01:00 AM EST on Friday, November 27, 2009

By Randal Edgar

Journal Staff Writer

Eighth-grade science students Gratus Goodridge, left, and Jeffrey Balbuena work on projects about motion and forces under teacher Robert Rasmussen’s guidance.

CRANSTON

The lesson opens with the sound of drums and guitars. On the screen, a moon rises and forms the backdrop for a logo — Scapegoat Productions. Then the image fades, the music builds and the viewer is whisked into a classroom.

By now, it’s clear that this will be no ordinary lesson.

Narrating the piece is Robert Rasmussen, a 41-year-old Cranston middle school teacher who excels at bringing technology to the classroom and bringing lessons — via that same technology — to his students.

It’s hard not to be impressed with his “Forces of Motion” video, which delves into the forces of friction and gravity.

With catchy graphics and well-crafted scenes and a voice that exudes the calm of a seasoned TV reporter, he explains why a book slides only so far when it is tossed along the floor, why greater speed results in greater air resistance, how the gravitational pull between two objects depends on their mass and the distance between them.

No one asked Rasmussen to make the video, which can be seen on YouTube. He simply did it, thinking it might reinforce some of the concepts he was covering in class.

“Kids live online,” he said. “I figure if that’s where they’re going to be, that’s where I’ll go. If I can infiltrate their world a little bit, that’s one more chance for me to preach science to them.”

Rasmussen, who teaches eighth-grade science at Park View Middle School, does not see himself as an expert in computers or technology.
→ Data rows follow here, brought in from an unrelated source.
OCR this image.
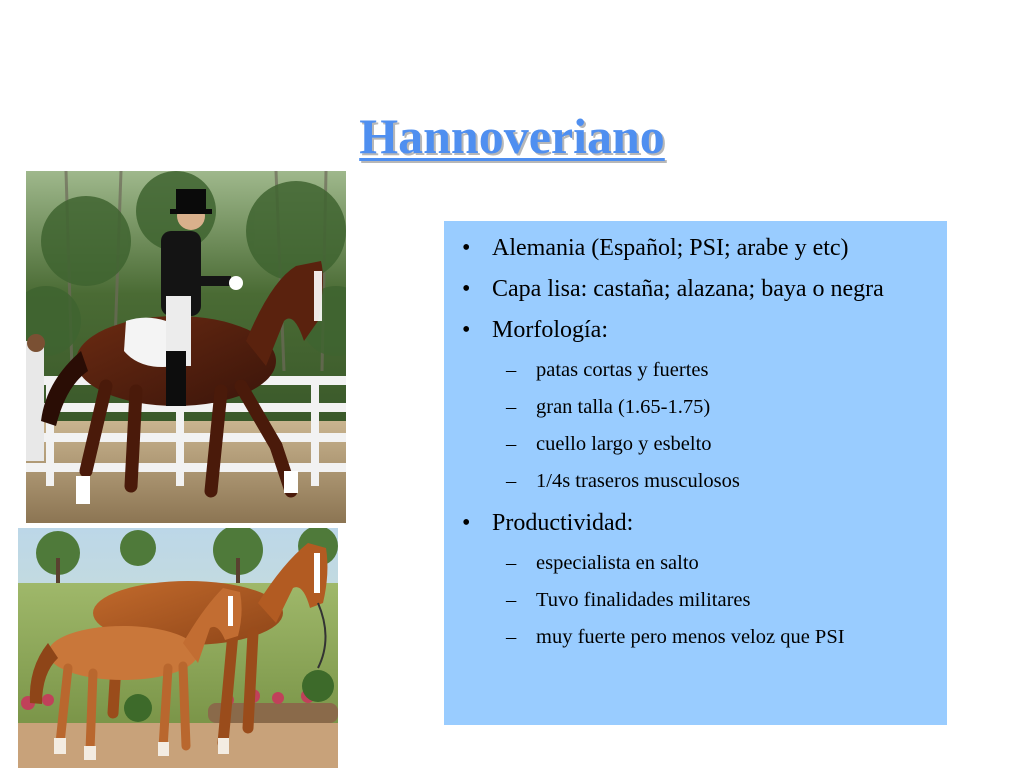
Hannoveriano
• Alemania (Español; PSI; arabe y etc)
• Capa lisa: castaña; alazana; baya o negra
• Morfología:
– patas cortas y fuertes
– gran talla (1.65-1.75)
– cuello largo y esbelto
– 1/4s traseros musculosos
• Productividad:
– especialista en salto
– Tuvo finalidades militares
– muy fuerte pero menos veloz que PSI
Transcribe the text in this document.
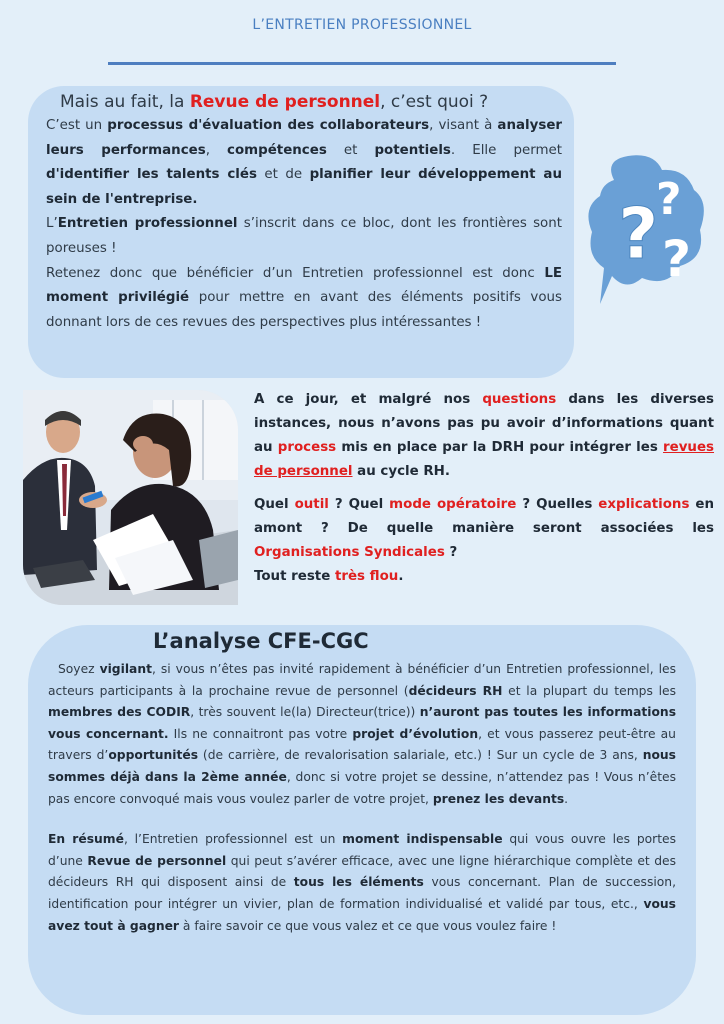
L’ENTRETIEN PROFESSIONNEL
Mais au fait, la Revue de personnel, c’est quoi ?

C’est un processus d'évaluation des collaborateurs, visant à analyser leurs performances, compétences et potentiels. Elle permet d'identifier les talents clés et de planifier leur développement au sein de l'entreprise.

L’Entretien professionnel s’inscrit dans ce bloc, dont les frontières sont poreuses !

Retenez donc que bénéficier d’un Entretien professionnel est donc LE moment privilégié pour mettre en avant des éléments positifs vous donnant lors de ces revues des perspectives plus intéressantes !

?
?
?

A ce jour, et malgré nos questions dans les diverses instances, nous n’avons pas pu avoir d’informations quant au process mis en place par la DRH pour intégrer les revues de personnel au cycle RH.

Quel outil ? Quel mode opératoire ? Quelles explications en amont ? De quelle manière seront associées les Organisations Syndicales ?
Tout reste très flou.

L’analyse CFE-CGC

Soyez vigilant, si vous n’êtes pas invité rapidement à bénéficier d’un Entretien professionnel, les acteurs participants à la prochaine revue de personnel (décideurs RH et la plupart du temps les membres des CODIR, très souvent le(la) Directeur(trice)) n’auront pas toutes les informations vous concernant. Ils ne connaitront pas votre projet d’évolution, et vous passerez peut-être au travers d’opportunités (de carrière, de revalorisation salariale, etc.) ! Sur un cycle de 3 ans, nous sommes déjà dans la 2ème année, donc si votre projet se dessine, n’attendez pas ! Vous n’êtes pas encore convoqué mais vous voulez parler de votre projet, prenez les devants.

En résumé, l’Entretien professionnel est un moment indispensable qui vous ouvre les portes d’une Revue de personnel qui peut s’avérer efficace, avec une ligne hiérarchique complète et des décideurs RH qui disposent ainsi de tous les éléments vous concernant. Plan de succession, identification pour intégrer un vivier, plan de formation individualisé et validé par tous, etc., vous avez tout à gagner à faire savoir ce que vous valez et ce que vous voulez faire !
His major at Rhode Island College was secondary education, with a concentration in general science.

But he has picked up bits and pieces along the way.

After graduating from Cranston High School East, he attended the New England Institute of Technology, studying video and radio.

Later, at Rhode Island College, he had a professor who made his students create Web sites of the sort that the future teachers might one day create for their own students.

“This was in the late 1990s, or early 2000s,” he said. “It was right on the bubble as things were starting to head so heavily into the digital age.”

He started teaching in 2002, and two years later, he attended his first Rhode Island Teacher Technology Initiative conference. There, he got a firsthand look at how technology can be brought into the classroom.

He made his first educational video two years later, when he couldn’t find the right videos to supplement his classroom lessons.

“I just got tired of looking and decided to do one on my own,” he said.

Now, with help from teachers and students and his wife and three children, he typically makes one or two a year, posting them on YouTube, the self-proclaimed most popular online video site in the world, as well as vimeo. He also posts lessons and assignments and class information on his own Web site at http://members.cox.net/pvsciteach/.

His students seem to be impressed, especially with the videos, which can be entertaining as well as informative. In the “Forces of Motion” piece, for instance, the teacher takes a couple of “planned falls” to demonstrate some of the scientific principles.

“They’re really educational and they’re really funny. It’s like a cross between both,” said Jennifer Mersereau, 14. “I think it’s cool that he does that. I never had a teacher that made videos of himself.”

Educators and operators of Web sites such as YouTube say Rasmussen is part of a growing trend. At the college level, more professors are videotaping and posting lectures, said Obadiah Greenberg, a strategic partner manager at YouTube. But others, such as Rasmussen, are making special pieces and posting those.

“It certainly is a trend. I think it is one that is here to stay,” Greenberg said.

According to YouTube’s count, Rassmussen’s 9-minute-and-30-second piece on friction and gravity had seen 1,718 views as of Wednesday evening.

Rasmussen, who serves as Park View’s audio-visual coordinator in addition to teaching eighth-grade science, does more than make videos. He recently helped with a grant application that brought 105 computers to Park View, and he has brought technology to the classroom in other ways, too. While Rhode Island students do not post assignments to their graduation portfolios until grade nine, Rasmussen has them learn the process in grade eight.